11. The method of claim 9, further comprising: When the output feature map of the first layer stored in the second memory address is reused as the input feature map of the second layer, and when the output feature map of the second layer corresponding to the input feature map of the second layer is output from the computing circuit, a third memory address for storing the output feature map of the second layer is allocated from the starting point along the first direction.
12. The method according to claim 9 or claim 10, wherein, Neural network operations include convolution, activation, and pooling operations. The output steps include: The results of pooling, convolution, and activation operations performed on the input feature map of the first layer are output as the output feature map of the first layer.
13. The method according to claim 9 or claim 10, further comprising: When the weights of the first layer are sent to the weight buffer from an external memory outside the neural network device through a single port of the weight buffer, the weights of the first layer used for neural network operations are stored in the weight buffer. and The weights of the first layer are sent from the weight buffer to the computation circuit via a single port of the weight buffer.

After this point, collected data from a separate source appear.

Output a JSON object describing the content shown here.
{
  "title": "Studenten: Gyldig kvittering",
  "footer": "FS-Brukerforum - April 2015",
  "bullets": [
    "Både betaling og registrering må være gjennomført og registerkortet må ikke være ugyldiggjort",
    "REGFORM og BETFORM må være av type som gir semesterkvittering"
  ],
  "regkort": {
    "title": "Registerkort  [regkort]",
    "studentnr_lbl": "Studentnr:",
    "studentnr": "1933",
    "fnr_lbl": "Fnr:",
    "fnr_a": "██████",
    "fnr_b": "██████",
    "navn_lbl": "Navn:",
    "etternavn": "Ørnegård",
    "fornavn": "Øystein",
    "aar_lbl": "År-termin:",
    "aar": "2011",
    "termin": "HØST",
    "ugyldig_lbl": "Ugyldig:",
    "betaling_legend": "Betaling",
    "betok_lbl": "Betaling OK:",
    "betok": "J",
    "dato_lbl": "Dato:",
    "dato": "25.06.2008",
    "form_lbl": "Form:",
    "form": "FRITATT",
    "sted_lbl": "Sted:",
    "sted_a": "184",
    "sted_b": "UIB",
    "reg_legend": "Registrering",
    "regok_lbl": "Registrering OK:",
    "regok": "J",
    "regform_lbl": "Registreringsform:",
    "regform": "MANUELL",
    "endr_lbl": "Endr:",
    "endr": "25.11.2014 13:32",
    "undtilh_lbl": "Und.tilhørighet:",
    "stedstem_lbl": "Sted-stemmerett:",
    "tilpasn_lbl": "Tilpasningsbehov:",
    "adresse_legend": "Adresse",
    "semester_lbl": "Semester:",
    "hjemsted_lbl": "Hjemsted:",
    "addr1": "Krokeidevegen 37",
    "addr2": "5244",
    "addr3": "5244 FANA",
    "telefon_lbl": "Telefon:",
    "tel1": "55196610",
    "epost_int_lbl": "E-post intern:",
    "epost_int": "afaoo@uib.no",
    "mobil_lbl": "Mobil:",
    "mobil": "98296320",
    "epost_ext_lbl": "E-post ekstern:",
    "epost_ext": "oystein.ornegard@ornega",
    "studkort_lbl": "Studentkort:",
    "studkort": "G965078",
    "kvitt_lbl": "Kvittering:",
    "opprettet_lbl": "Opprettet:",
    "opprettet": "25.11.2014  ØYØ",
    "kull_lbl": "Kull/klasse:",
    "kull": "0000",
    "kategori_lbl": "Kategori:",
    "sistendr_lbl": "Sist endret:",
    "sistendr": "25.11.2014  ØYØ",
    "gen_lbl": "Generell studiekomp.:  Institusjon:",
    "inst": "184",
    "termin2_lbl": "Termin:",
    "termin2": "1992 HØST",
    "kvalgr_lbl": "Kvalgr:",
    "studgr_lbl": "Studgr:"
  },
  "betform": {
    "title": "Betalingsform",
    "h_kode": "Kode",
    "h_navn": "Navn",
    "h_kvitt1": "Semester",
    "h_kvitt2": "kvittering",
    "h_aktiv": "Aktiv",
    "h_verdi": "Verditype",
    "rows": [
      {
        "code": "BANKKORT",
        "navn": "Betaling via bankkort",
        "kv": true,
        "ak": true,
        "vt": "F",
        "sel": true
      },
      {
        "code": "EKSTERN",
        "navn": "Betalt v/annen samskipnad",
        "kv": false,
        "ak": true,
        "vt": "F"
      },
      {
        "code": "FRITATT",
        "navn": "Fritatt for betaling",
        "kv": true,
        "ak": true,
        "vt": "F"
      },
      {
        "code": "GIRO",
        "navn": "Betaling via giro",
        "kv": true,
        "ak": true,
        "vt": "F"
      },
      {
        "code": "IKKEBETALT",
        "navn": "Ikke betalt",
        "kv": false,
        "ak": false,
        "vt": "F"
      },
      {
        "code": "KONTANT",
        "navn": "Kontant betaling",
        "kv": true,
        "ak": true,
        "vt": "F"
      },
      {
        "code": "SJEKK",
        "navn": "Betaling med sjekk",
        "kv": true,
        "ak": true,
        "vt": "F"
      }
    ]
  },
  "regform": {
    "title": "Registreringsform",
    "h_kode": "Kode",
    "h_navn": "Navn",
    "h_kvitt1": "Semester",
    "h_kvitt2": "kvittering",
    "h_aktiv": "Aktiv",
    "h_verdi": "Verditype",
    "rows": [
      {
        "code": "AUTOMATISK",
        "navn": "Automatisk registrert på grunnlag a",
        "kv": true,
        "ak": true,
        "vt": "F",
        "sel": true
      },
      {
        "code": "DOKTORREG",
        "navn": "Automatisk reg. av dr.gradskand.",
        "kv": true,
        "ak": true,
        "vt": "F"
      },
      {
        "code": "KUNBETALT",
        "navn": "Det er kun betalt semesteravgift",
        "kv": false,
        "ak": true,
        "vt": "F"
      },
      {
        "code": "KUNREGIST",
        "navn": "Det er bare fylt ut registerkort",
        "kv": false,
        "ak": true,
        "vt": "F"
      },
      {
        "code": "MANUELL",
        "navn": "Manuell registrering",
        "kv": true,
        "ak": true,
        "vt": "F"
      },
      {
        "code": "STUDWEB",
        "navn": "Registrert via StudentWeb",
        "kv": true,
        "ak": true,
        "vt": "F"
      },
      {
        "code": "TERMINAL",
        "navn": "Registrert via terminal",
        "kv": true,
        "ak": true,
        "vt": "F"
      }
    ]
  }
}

14. The method according to claim 9 or claim 10, further comprising: When the output feature map of the second layer, which corresponds to the input feature map of the second layer, is output from the computing circuit, it is determined whether the total size of the input feature map of the second layer and the output feature map of the second layer exceeds the size of the on-chip buffer memory. and When the total size is determined to exceed the size of the on-chip buffer memory, the output feature map of the second layer is temporarily stored in the auxiliary buffer memory instead of the on-chip buffer memory. Specifically, the output feature map of the second layer, which is temporarily stored in the auxiliary buffer memory, is sent to the external memory outside the neural network device based on a preset period.
15. The method of claim 14, further comprising: When the output feature map of the second layer is reused as the input feature map for the neural network operation of the subsequent third layer, when the output feature map of the third layer corresponding to the input feature map of the third layer is output from the computing circuit, it is determined whether the size of the output feature map of the third layer exceeds the size of the on-chip buffer memory. and When the size of the output feature map of the third layer exceeds the size of the on-chip buffer memory, the output feature map of the third layer is temporarily stored in the auxiliary buffer memory, and when the size of the output feature map of the third layer is less than or equal to the size of the on-chip buffer memory, the output feature map of the third layer is stored in the on-chip buffer memory.
16. A non-transitory computer-readable recording medium storing instructions, which, when executed by a processor, cause the processor to control the execution of the method of claim 9.